Patterns of Global Terrorism 1997 - Sri Lanka

The Liberation Tigers of Tamil Eelam continued its terrorist activities in 1997, attacking government troops, economic infrastructure targets, and assassinating political opponents. The LTTE's most spectacular terrorist attack in 1997 was a truck bombing directed at the newly opened Colombo World Trade Center on 15 October. The explosion injured more than 100 persons, including many foreigners, and caused significant collateral damage to nearby buildings. Eighteen persons – including LTTE suicide bombers, hotel security guards, and Sri Lankan security forces – died in the explosion and aftermath. Two of the terrorists were shot by Sri Lankan authorities as they tried to escape, and another three killed themselves to avoid capture. One of the bombers lobbed a grenade into a monastery yard as he fled the scene, killing one monk.

In two separate incidents in June in the Tricomalee area, the LTTE assassinated two legislators and nine other civilians.

Also, during the summer months, naval elements of the LTTE conducted several attacks on commercial shipping, including numerous foreign vessels. In July LTTE rebels abducted the crew of an empty passenger ferry and set fire to the vessel. The captain and a crewmember – both Indonesian – were released after three days. Also in July, the LTTE stormed a North Korean cargo ship after it delivered a shipment of food and other goods for civilians on the Jaffna Peninsula, killing one of the vessel's 38 North Korean crewmembers in the process. The Tigers freed its North Korean captives five days later and eventually returned the vessel. Sri Lankan authorities charged the LTTE with the July hijacking of a shipment of more than 32,000 mortar rounds bound for the Sri Lankan military. In September the LTTE used rocket-propelled grenades to attack a Panamanian-flagged Chinese-owned merchant ship chartered by a US chemical company to load minerals for export. As many as 20 persons, including five Chinese crewmembers, were reported killed, wounded, or missing from the attack.
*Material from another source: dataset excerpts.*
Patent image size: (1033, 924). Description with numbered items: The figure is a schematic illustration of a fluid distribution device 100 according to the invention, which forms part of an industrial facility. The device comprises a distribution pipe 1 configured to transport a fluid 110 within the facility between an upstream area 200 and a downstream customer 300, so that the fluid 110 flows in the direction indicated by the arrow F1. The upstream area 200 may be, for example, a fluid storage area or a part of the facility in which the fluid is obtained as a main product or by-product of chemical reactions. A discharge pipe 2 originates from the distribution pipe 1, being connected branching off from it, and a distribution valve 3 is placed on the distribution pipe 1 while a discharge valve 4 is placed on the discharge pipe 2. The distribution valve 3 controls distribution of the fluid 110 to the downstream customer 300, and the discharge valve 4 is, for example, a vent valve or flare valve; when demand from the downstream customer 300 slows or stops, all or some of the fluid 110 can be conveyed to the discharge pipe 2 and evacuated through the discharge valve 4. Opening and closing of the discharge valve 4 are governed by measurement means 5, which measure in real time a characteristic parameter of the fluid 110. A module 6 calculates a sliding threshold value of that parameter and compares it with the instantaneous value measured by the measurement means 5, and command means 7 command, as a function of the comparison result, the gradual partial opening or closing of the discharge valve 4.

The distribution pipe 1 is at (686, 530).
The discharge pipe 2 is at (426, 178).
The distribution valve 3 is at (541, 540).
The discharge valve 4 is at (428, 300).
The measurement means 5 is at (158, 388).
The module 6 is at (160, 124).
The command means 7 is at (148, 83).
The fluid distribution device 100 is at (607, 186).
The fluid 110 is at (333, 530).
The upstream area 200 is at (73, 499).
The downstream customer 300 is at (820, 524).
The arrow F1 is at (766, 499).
In August a group calling itself the Internet Black Tigers (IBT) claimed responsibility for e-mail harassment of several Sri Lankan missions around the world. The group claimed in Internet postings to be an elite department of the LTTE specializing in "suicide e-mail bombings" with the goal of countering Sri Lankan Government propaganda disseminated electronically. The IBT stated that the attacks were only warnings.
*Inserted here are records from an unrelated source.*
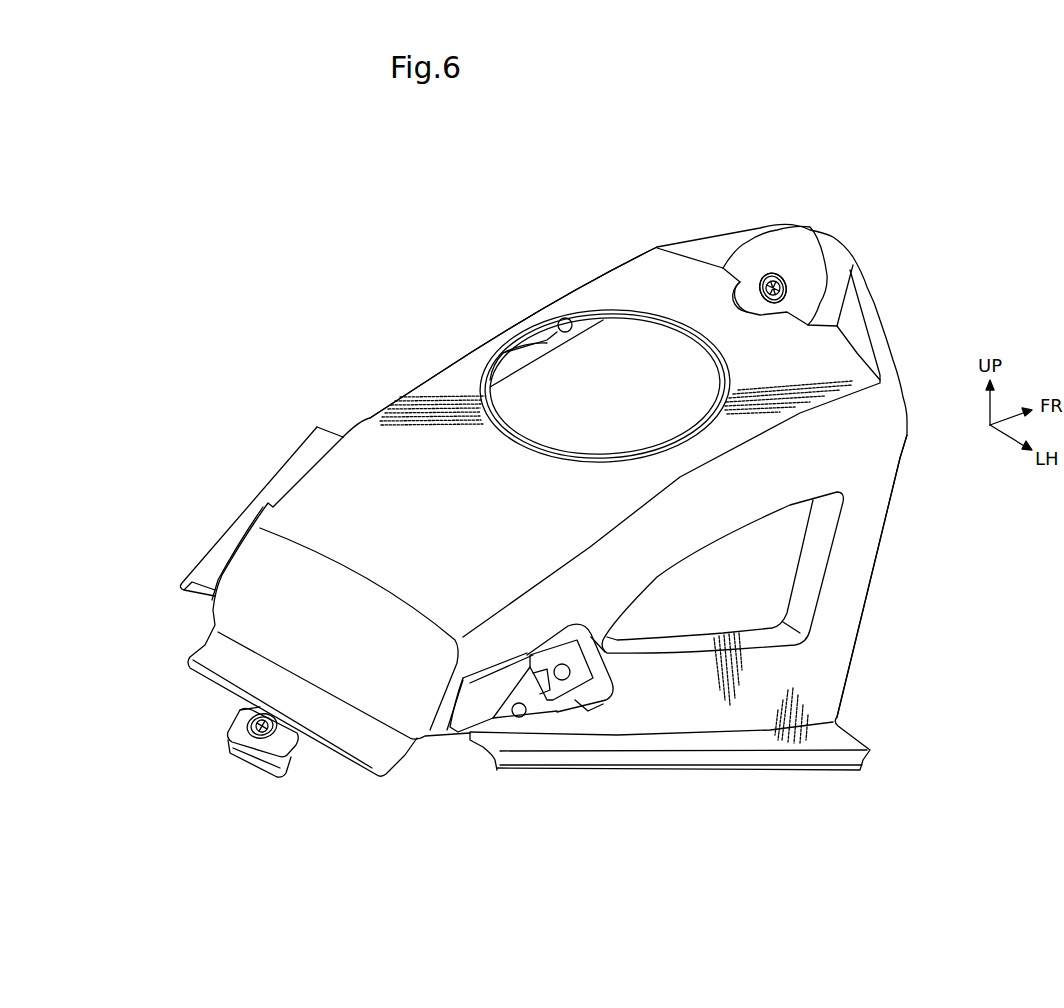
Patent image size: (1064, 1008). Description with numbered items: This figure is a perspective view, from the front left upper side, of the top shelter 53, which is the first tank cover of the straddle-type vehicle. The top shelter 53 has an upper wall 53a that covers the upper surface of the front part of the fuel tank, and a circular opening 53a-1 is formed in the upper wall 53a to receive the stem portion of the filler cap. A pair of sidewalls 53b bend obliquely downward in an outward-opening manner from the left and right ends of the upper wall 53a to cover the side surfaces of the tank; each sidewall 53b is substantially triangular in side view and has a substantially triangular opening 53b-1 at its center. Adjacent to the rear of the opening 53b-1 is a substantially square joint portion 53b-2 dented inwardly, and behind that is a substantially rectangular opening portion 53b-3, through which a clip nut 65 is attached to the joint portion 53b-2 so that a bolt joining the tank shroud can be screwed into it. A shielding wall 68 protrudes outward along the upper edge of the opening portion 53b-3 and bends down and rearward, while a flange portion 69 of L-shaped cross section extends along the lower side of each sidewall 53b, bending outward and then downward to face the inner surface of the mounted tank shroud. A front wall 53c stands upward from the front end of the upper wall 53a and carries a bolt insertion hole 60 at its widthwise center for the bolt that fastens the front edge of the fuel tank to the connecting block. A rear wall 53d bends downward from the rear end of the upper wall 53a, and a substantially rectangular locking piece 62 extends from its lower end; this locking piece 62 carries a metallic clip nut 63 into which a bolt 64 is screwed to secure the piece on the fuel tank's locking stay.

The top shelter 53 is at (930, 297).
The upper wall 53a is at (437, 380).
The circular opening 53a-1 is at (573, 320).
The sidewalls 53b is at (852, 465).
The substantially triangular opening 53b-1 is at (807, 587).
The joint portion 53b-2 is at (580, 693).
The opening portion 53b-3 is at (528, 717).
The front wall 53c is at (803, 255).
The rear wall 53d is at (257, 572).
The bolt insertion hole 60 is at (790, 290).
The locking piece 62 is at (297, 757).
The clip nut 63 is at (237, 722).
The bolt 64 is at (255, 737).
The clip nut 65 is at (563, 687).
The shielding wall 68 is at (222, 572).
The flange portion 69 is at (297, 443).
The Sri Lankan Government strongly supports international efforts to address the problem of terrorism. (It was the first to sign the International Convention for the Suppression of Terrorist Bombings in January 1998.) Colombo was quick to condemn terrorist attacks in other countries and raised terrorism issues in several international venues, including the UN General Assembly and the Commonwealth heads of government meeting in Edinburgh.

No confirmed cases of LTTE or other terrorist groups targeting US citizens in Sri Lanka occurred in 1997. The LTTE was among the 30 groups designated as foreign terrorist organizations by the United States on 8 October.